Les contraires des mots « hasene » et » hasanât » sont les mots « seyyie » et « seyyiât » qui signifient les mauvaises actions, le mal, le péché, l’infraction. Il est mentionné ainsi dans le Saint Coran : “Les bonnes œuvres dissipent les mauvaises”.[5]

Les savants de l’exégèse du Coran ont eu des avis différents quant à l’interprétation contextuelle du mot « belle part » (hasene) dans le verset coranique que nous avons cité.

Selon le défunt Ömer Nasûhi Bilmen رَحْمَتَاللهعَلَيْهِcela signifie : « tout bienfait qui permettra à l’homme d’accéder au bien-être spirituel, physique et matériel est une belle part ; l’adoration et l’obéissance constituent chacune une belle part »[6].

Quant à Hassan Basri رَحْمَتَاللهعَلَيْهِ(mort en 110/728) une des grandes figures de l’ascétisme et grand savant, il fut d’avis que cela signifiait :

« La belle part de ce monde est la connaissance et l’adoration ; et, celle de la vie future est le Paradis »[7].

Pour ce qui est de l’opinion du grand savant et l’un des premiers commentateurs du Coran Süddi رَحْمَتَاللهعَلَيْهِ(mort en 127/745) :

« La belle part de la vie présente est le gain licite et, celle de la vie céleste est la rémission des péchés et la récompense. »[8]

Selon d’autres avis, la belle part mondaine représente la foi, les bonnes œuvres, la bonne moralité, une science bénéfique, le gain licite, une épouse vertueuse et un enfant pieux. En ce qui concerne la belle part céleste, elle se manifestera par le Paradis et tous les bienfaits éternels qui s’y trouvent.[9]

Au dire du noble compagnon Ali t, la belle part de ce monde est la femme vertueuse et celle de l’au-delà est le Paradis.[10]

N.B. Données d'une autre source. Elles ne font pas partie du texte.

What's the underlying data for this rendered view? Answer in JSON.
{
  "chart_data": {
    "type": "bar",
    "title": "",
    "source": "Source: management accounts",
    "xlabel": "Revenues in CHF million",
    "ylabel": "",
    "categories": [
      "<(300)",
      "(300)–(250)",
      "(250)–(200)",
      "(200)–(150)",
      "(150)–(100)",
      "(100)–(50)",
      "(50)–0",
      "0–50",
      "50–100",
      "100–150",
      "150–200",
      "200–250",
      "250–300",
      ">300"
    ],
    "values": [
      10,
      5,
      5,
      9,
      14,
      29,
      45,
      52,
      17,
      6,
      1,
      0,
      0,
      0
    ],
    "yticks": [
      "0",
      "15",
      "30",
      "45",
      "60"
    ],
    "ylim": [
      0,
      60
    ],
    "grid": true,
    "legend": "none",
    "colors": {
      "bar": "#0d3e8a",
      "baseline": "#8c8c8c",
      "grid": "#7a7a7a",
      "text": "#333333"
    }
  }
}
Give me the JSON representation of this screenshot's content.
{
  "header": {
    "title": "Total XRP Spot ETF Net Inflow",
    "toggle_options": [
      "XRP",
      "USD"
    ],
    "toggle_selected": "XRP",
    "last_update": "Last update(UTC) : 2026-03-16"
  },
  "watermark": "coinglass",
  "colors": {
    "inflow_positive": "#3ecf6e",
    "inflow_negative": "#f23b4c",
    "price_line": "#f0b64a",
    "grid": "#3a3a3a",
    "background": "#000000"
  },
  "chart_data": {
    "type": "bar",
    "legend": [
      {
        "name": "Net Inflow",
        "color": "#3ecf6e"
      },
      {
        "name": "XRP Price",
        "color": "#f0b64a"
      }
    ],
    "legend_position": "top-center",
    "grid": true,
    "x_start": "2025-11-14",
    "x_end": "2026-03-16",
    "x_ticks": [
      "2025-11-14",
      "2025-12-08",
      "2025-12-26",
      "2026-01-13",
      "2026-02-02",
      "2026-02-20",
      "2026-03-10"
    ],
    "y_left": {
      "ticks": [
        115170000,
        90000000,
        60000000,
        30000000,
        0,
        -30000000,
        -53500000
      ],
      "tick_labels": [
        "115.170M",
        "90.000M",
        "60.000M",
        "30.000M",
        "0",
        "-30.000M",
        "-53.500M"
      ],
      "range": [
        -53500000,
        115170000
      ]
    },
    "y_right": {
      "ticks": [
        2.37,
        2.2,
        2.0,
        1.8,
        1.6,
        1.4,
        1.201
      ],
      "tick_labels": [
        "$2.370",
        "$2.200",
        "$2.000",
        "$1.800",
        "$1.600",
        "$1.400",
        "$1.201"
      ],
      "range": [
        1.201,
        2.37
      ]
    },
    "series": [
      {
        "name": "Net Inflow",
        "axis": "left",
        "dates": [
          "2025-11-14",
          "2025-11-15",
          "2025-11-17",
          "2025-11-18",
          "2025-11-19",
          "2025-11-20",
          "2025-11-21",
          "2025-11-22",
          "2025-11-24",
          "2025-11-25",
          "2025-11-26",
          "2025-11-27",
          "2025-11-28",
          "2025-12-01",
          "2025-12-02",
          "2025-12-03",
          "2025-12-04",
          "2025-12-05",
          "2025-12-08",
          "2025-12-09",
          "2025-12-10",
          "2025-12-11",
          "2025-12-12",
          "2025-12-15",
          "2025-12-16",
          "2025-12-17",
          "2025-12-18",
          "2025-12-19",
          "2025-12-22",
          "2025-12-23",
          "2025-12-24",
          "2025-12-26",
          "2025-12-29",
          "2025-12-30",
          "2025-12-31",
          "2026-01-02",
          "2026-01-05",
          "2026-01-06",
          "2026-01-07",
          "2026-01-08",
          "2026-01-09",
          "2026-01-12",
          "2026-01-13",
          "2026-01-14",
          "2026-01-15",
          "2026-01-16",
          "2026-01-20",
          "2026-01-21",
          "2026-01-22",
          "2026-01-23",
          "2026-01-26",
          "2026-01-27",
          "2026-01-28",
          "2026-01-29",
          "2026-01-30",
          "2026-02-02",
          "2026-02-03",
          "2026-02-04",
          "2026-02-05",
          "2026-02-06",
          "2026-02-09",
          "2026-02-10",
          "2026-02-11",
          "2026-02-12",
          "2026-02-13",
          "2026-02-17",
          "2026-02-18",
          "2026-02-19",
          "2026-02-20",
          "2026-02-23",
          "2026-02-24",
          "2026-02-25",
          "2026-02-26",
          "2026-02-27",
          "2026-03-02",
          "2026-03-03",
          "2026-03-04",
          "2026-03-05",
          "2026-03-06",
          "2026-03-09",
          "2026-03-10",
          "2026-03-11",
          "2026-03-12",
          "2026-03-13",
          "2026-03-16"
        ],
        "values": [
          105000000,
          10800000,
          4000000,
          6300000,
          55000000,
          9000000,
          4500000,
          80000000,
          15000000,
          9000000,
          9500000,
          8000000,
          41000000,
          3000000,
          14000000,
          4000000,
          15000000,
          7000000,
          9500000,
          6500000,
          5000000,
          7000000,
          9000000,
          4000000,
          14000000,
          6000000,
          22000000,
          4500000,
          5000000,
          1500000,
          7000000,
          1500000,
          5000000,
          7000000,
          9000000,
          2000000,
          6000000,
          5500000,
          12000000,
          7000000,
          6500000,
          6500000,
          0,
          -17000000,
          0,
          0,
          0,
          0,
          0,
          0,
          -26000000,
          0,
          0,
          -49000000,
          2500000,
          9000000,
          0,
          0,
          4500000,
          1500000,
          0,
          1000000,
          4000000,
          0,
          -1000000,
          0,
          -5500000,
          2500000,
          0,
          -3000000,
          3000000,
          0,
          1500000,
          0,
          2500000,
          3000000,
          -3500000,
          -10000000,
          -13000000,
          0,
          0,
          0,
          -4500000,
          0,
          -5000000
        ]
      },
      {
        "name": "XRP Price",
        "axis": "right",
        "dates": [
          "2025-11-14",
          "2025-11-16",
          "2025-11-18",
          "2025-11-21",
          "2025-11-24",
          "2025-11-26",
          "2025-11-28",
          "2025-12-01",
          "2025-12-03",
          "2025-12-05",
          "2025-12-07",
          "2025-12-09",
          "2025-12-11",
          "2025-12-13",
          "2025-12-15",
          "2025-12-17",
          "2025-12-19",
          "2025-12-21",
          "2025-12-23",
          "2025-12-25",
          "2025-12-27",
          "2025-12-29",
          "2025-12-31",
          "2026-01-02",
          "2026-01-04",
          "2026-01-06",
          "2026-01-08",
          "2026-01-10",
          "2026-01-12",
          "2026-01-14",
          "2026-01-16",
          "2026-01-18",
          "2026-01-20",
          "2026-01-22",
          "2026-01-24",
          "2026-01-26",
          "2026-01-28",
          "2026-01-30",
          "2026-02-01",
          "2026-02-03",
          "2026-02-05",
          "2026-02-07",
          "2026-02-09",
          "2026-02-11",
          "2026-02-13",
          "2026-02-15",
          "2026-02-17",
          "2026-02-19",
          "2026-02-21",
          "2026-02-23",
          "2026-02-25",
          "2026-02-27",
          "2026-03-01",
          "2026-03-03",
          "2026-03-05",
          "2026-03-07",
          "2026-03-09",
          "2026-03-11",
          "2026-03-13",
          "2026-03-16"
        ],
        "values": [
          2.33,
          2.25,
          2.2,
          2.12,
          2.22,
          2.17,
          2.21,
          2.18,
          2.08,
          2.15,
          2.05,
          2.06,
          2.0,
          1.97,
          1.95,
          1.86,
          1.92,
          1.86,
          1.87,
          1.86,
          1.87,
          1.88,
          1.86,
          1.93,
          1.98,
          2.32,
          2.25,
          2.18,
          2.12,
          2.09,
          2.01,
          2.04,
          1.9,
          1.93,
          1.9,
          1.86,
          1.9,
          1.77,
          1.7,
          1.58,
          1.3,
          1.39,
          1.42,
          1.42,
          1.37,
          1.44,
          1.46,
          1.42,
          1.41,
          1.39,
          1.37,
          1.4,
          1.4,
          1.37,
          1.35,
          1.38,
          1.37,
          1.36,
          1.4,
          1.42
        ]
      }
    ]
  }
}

Kassim ibn Abdurrahmanرَحْمَتَاللهعَلَيْهِémit cette définition du mot : « 

Celui qui détient un coeur qui remercie Dieu pour Ses Bienfaits, une langue qui invoque Dieu, un corps patient et endurant aurait eu une belle part dans les deux mondes et il sera protégé du feu de l’Enfer. »[11]

Comme rapporté par ibn Kathir رَحْمَتَاللهعَلَيْهِ fondamentalement, l’expression « belle part ici-bas » mentionné dans le verset regroupe tous les actes de bonté, de bienfaisance et de bien-être et rejette le mal et tout ce qui est source de malheur, malaise et souffrance. Car, la belle part mondaine inclut la santé, l’aisance, une vaste demeure, une femme belle et vertueuse, l’abondance des biens, le savoir bénéfique, les bonnes œuvres, une belle monture et tous les conforts auxquels les hommes aspirent.

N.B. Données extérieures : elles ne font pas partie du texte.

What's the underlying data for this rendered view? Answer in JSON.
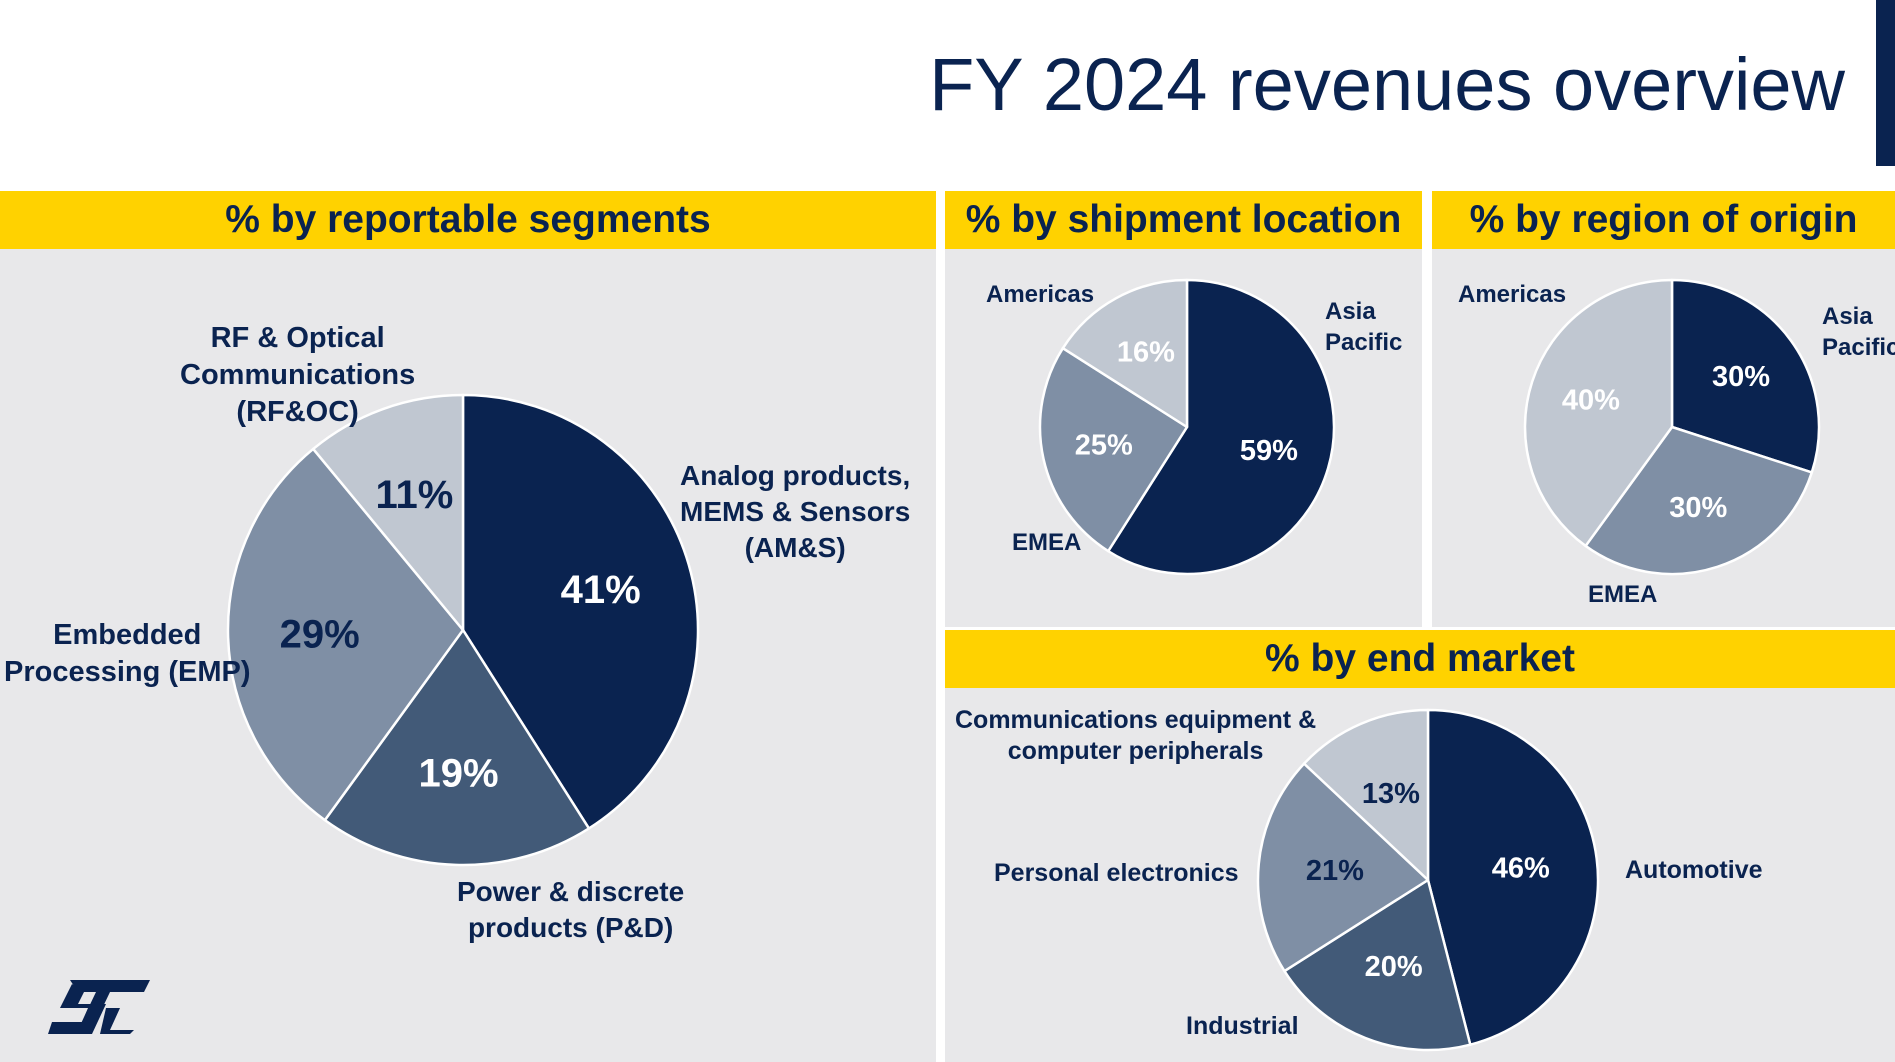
{
  "page": {
    "title": "FY 2024 revenues overview",
    "logo_text": "ST"
  },
  "colors": {
    "navy": "#0a2350",
    "slate": "#425a78",
    "gray_blue": "#7f8fa5",
    "light_gray": "#c0c7d1",
    "band_yellow": "#ffd200",
    "panel_bg": "#e8e8ea"
  },
  "panels": {
    "segments": {
      "heading": "% by reportable segments",
      "labels": {
        "amss": [
          "Analog products,",
          "MEMS & Sensors",
          "(AM&S)"
        ],
        "pd": [
          "Power & discrete",
          "products (P&D)"
        ],
        "emp": [
          "Embedded",
          "Processing (EMP)"
        ],
        "rfoc": [
          "RF & Optical",
          "Communications",
          "(RF&OC)"
        ]
      }
    },
    "shipment": {
      "heading": "% by shipment location",
      "labels": {
        "asia": [
          "Asia",
          "Pacific"
        ],
        "emea": "EMEA",
        "americas": "Americas"
      }
    },
    "origin": {
      "heading": "% by region of origin",
      "labels": {
        "asia": [
          "Asia",
          "Pacific"
        ],
        "emea": "EMEA",
        "americas": "Americas"
      }
    },
    "end_market": {
      "heading": "% by end market",
      "labels": {
        "automotive": "Automotive",
        "industrial": "Industrial",
        "personal": "Personal electronics",
        "comms": [
          "Communications equipment &",
          "computer peripherals"
        ]
      }
    }
  },
  "chart_data": [
    {
      "type": "pie",
      "title": "% by reportable segments",
      "categories": [
        "Analog products, MEMS & Sensors (AM&S)",
        "Power & discrete products (P&D)",
        "Embedded Processing (EMP)",
        "RF & Optical Communications (RF&OC)"
      ],
      "values": [
        41,
        19,
        29,
        11
      ],
      "labels": [
        "41%",
        "19%",
        "29%",
        "11%"
      ],
      "colors": [
        "#0a2350",
        "#425a78",
        "#7f8fa5",
        "#c0c7d1"
      ],
      "label_colors": [
        "#ffffff",
        "#ffffff",
        "#0a2350",
        "#0a2350"
      ]
    },
    {
      "type": "pie",
      "title": "% by shipment location",
      "categories": [
        "Asia Pacific",
        "EMEA",
        "Americas"
      ],
      "values": [
        59,
        25,
        16
      ],
      "labels": [
        "59%",
        "25%",
        "16%"
      ],
      "colors": [
        "#0a2350",
        "#7f8fa5",
        "#c0c7d1"
      ],
      "label_colors": [
        "#ffffff",
        "#ffffff",
        "#ffffff"
      ]
    },
    {
      "type": "pie",
      "title": "% by region of origin",
      "categories": [
        "Asia Pacific",
        "EMEA",
        "Americas"
      ],
      "values": [
        30,
        30,
        40
      ],
      "labels": [
        "30%",
        "30%",
        "40%"
      ],
      "colors": [
        "#0a2350",
        "#7f8fa5",
        "#c0c7d1"
      ],
      "label_colors": [
        "#ffffff",
        "#ffffff",
        "#ffffff"
      ]
    },
    {
      "type": "pie",
      "title": "% by end market",
      "categories": [
        "Automotive",
        "Industrial",
        "Personal electronics",
        "Communications equipment & computer peripherals"
      ],
      "values": [
        46,
        20,
        21,
        13
      ],
      "labels": [
        "46%",
        "20%",
        "21%",
        "13%"
      ],
      "colors": [
        "#0a2350",
        "#425a78",
        "#7f8fa5",
        "#c0c7d1"
      ],
      "label_colors": [
        "#ffffff",
        "#ffffff",
        "#0a2350",
        "#0a2350"
      ]
    }
  ]
}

Dans une autre version, celui qui demande au Seigneur une belle part ici-bas Lui aurait demandé tous les éléments que nous venons de citer. Assurément, il n’y a aucune contradiction dans toutes les explications avancées par les experts en glose du Coran référant au mot « belle part ». Car, tous les éléments qu’ils ont évoqués représentent le bien-être de ce monde.

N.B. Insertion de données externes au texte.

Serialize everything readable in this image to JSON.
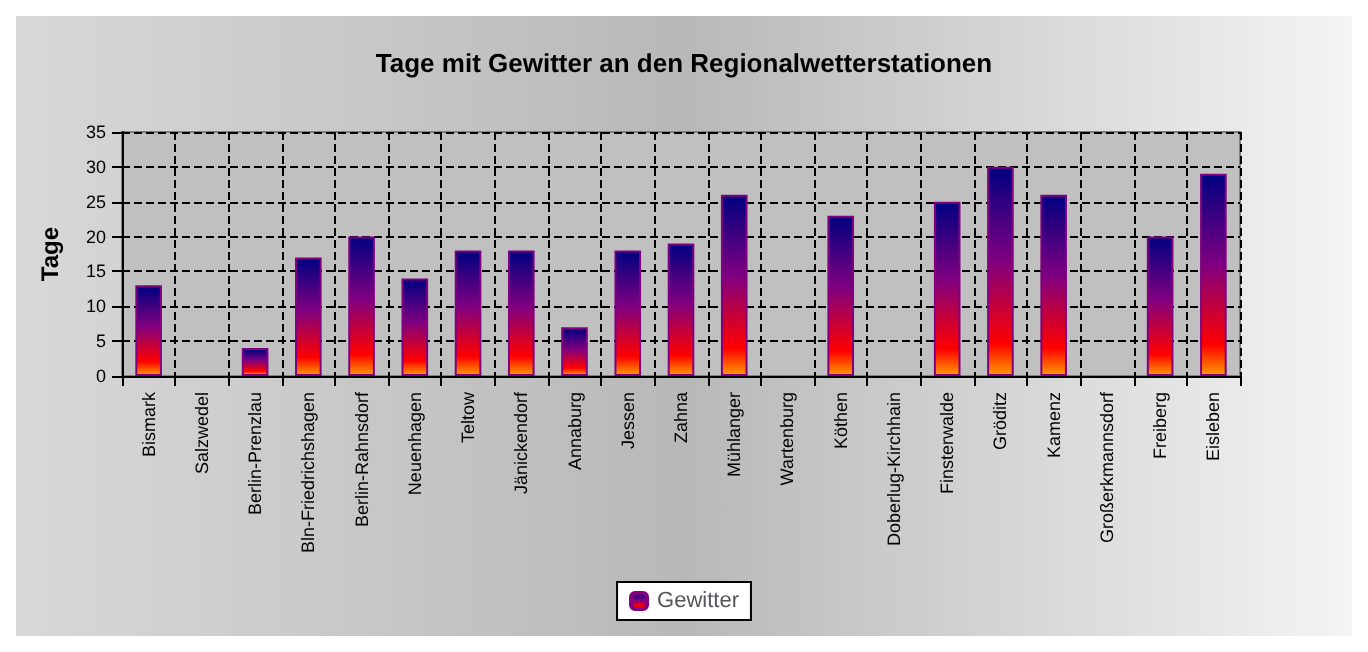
{
  "chart_data": {
    "type": "bar",
    "title": "Tage mit Gewitter an den Regionalwetterstationen",
    "ylabel": "Tage",
    "categories": [
      "Bismark",
      "Salzwedel",
      "Berlin-Prenzlau",
      "Bln-Friedrichshagen",
      "Berlin-Rahnsdorf",
      "Neuenhagen",
      "Teltow",
      "Jänickendorf",
      "Annaburg",
      "Jessen",
      "Zahna",
      "Mühlanger",
      "Wartenburg",
      "Köthen",
      "Doberlug-Kirchhain",
      "Finsterwalde",
      "Gröditz",
      "Kamenz",
      "Großerkmannsdorf",
      "Freiberg",
      "Eisleben"
    ],
    "series": [
      {
        "name": "Gewitter",
        "color": "#800080",
        "values": [
          13,
          null,
          4,
          17,
          20,
          14,
          18,
          18,
          7,
          18,
          19,
          26,
          null,
          23,
          null,
          25,
          30,
          26,
          null,
          20,
          29
        ]
      }
    ],
    "ylim": [
      0,
      35
    ],
    "yticks": [
      0,
      5,
      10,
      15,
      20,
      25,
      30,
      35
    ],
    "grid": true,
    "legend": "bottom",
    "line_style": "dashed"
  }
}
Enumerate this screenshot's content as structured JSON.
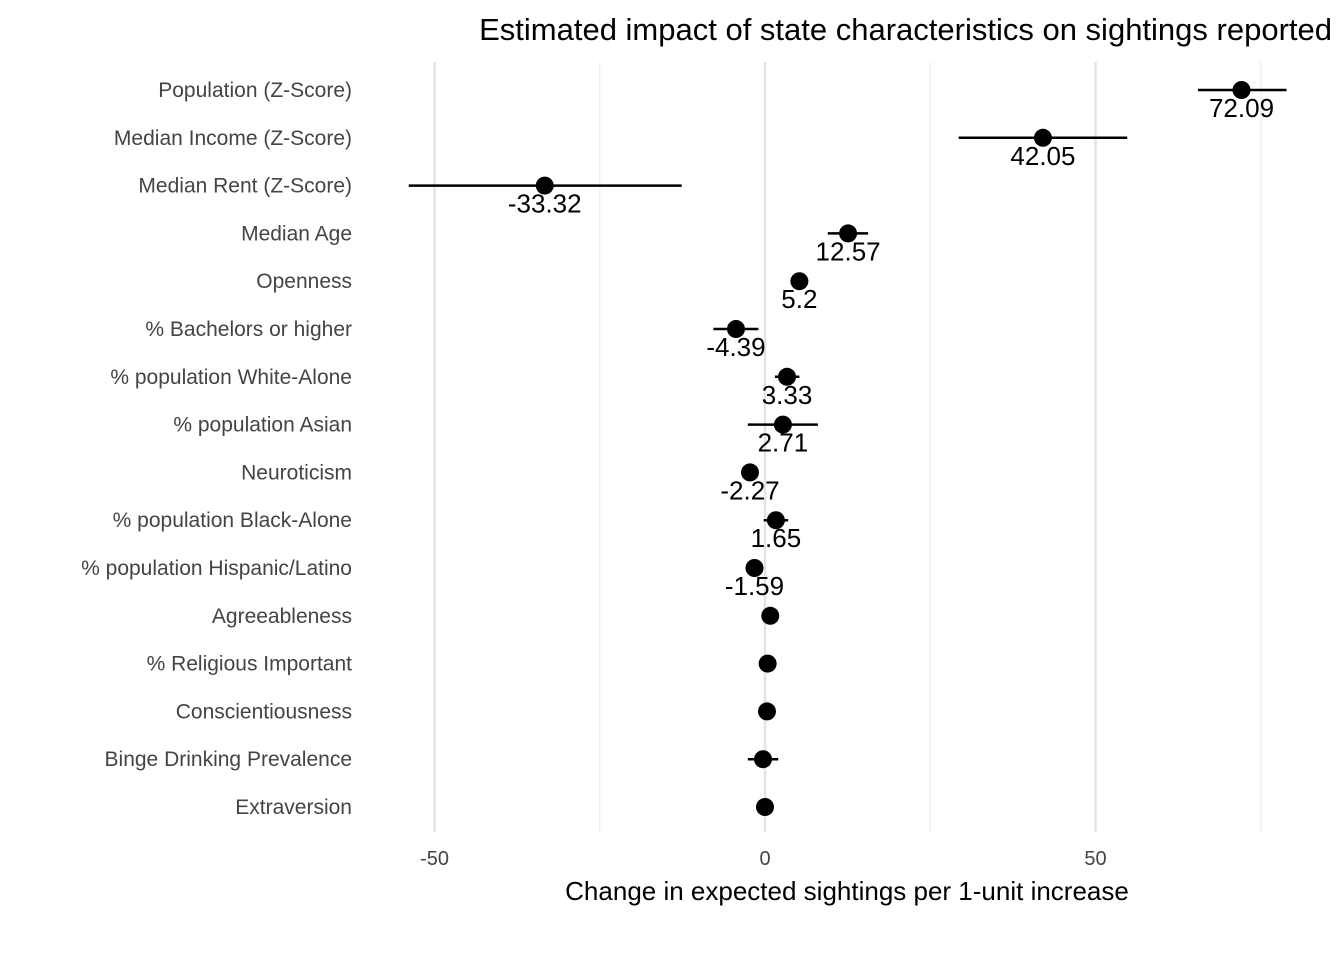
{
  "chart_data": {
    "type": "scatter",
    "title": "Estimated impact of state characteristics on sightings reported",
    "xlabel": "Change in expected sightings per 1-unit increase",
    "ylabel": "",
    "xlim": [
      -60,
      80
    ],
    "x_ticks": [
      -50,
      0,
      50
    ],
    "x_tick_labels": [
      "-50",
      "0",
      "50"
    ],
    "x_minor_ticks": [
      -25,
      25,
      75
    ],
    "grid": "vertical",
    "legend": "none",
    "point_color": "#000000",
    "rows": [
      {
        "label": "Population (Z-Score)",
        "estimate": 72.09,
        "lower": 65.5,
        "upper": 78.9,
        "value_label": "72.09"
      },
      {
        "label": "Median Income (Z-Score)",
        "estimate": 42.05,
        "lower": 29.3,
        "upper": 54.8,
        "value_label": "42.05"
      },
      {
        "label": "Median Rent (Z-Score)",
        "estimate": -33.32,
        "lower": -53.9,
        "upper": -12.6,
        "value_label": "-33.32"
      },
      {
        "label": "Median Age",
        "estimate": 12.57,
        "lower": 9.5,
        "upper": 15.6,
        "value_label": "12.57"
      },
      {
        "label": "Openness",
        "estimate": 5.2,
        "lower": 4.2,
        "upper": 6.2,
        "value_label": "5.2"
      },
      {
        "label": "% Bachelors or higher",
        "estimate": -4.39,
        "lower": -7.8,
        "upper": -1.0,
        "value_label": "-4.39"
      },
      {
        "label": "% population White-Alone",
        "estimate": 3.33,
        "lower": 1.5,
        "upper": 5.2,
        "value_label": "3.33"
      },
      {
        "label": "% population Asian",
        "estimate": 2.71,
        "lower": -2.6,
        "upper": 8.0,
        "value_label": "2.71"
      },
      {
        "label": "Neuroticism",
        "estimate": -2.27,
        "lower": -3.1,
        "upper": -1.4,
        "value_label": "-2.27"
      },
      {
        "label": "% population Black-Alone",
        "estimate": 1.65,
        "lower": -0.2,
        "upper": 3.5,
        "value_label": "1.65"
      },
      {
        "label": "% population Hispanic/Latino",
        "estimate": -1.59,
        "lower": -2.4,
        "upper": -0.8,
        "value_label": "-1.59"
      },
      {
        "label": "Agreeableness",
        "estimate": 0.8,
        "lower": 0.3,
        "upper": 1.3,
        "value_label": ""
      },
      {
        "label": "% Religious Important",
        "estimate": 0.4,
        "lower": 0.0,
        "upper": 0.8,
        "value_label": ""
      },
      {
        "label": "Conscientiousness",
        "estimate": 0.3,
        "lower": -0.1,
        "upper": 0.7,
        "value_label": ""
      },
      {
        "label": "Binge Drinking Prevalence",
        "estimate": -0.3,
        "lower": -2.6,
        "upper": 2.0,
        "value_label": ""
      },
      {
        "label": "Extraversion",
        "estimate": 0.0,
        "lower": -0.3,
        "upper": 0.3,
        "value_label": ""
      }
    ]
  }
}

Pour ce qui est de la belle part dans l’au-delà, le Paradis représente le summum ; vient ensuite la facilité avec laquelle l’on rendra son jugement.

Enfin, s’agissant de la protection du châtiment du Feu, elle ne sera rendue possible qu’avec l’acquittement strict de nos obligations religieuses, l’éloignement des actes illicites et la conformité à la tradition de notre Noble Prophète.[12]

[1]        Muslim, Livre 48 (Invocation, évocations, repentir et demande de pardon) Chapitre 7 Hadith 2688.

[2]        Saint Coran sourate Al Baqarah (2) verset201.

[3]        Saint Coran sourate Al Baqarah (2) verset202.

[4]        Al Boukhari, Livre 80 (Des Invocations) Chapitre 55 Hadith 6389.

[5]        Saint Coran sourate Houd (11) verset114.

[6]        Ömer Nasûhi Bilmen, Tafsir, I, 203.

[7]     Al Chirbînî as-Sirâj al-munîrfi’l-iâne alâ ma’rifeti ba’żı meânî kelâmi rabbine’l-hakîmi’l-habîr)  (Contribution à l’éclaircissement du sens de certains termes du Seigneur le Tout SageI, 153.

[8]        Dito. L’auteur est Şemsüddîn Muhammed b. Ahmed el-Hatîb el-Chirbînî el-Kāhirî (ö. 977/1570)

[9]        Tafsir İbn AbîHâtim, II, 358.

[10]       Al Chirbînî as-Sirâj al-munîr I, 153.

[11]       Tafsir İbn AbîHâtim, II, 358.

[12]       Tafsir İbn Kathir Sourate Al Baqarah Pages 282 – 283; İbn Hajjar al Asqalani Al Fath ’ul Bârî, XI; 192.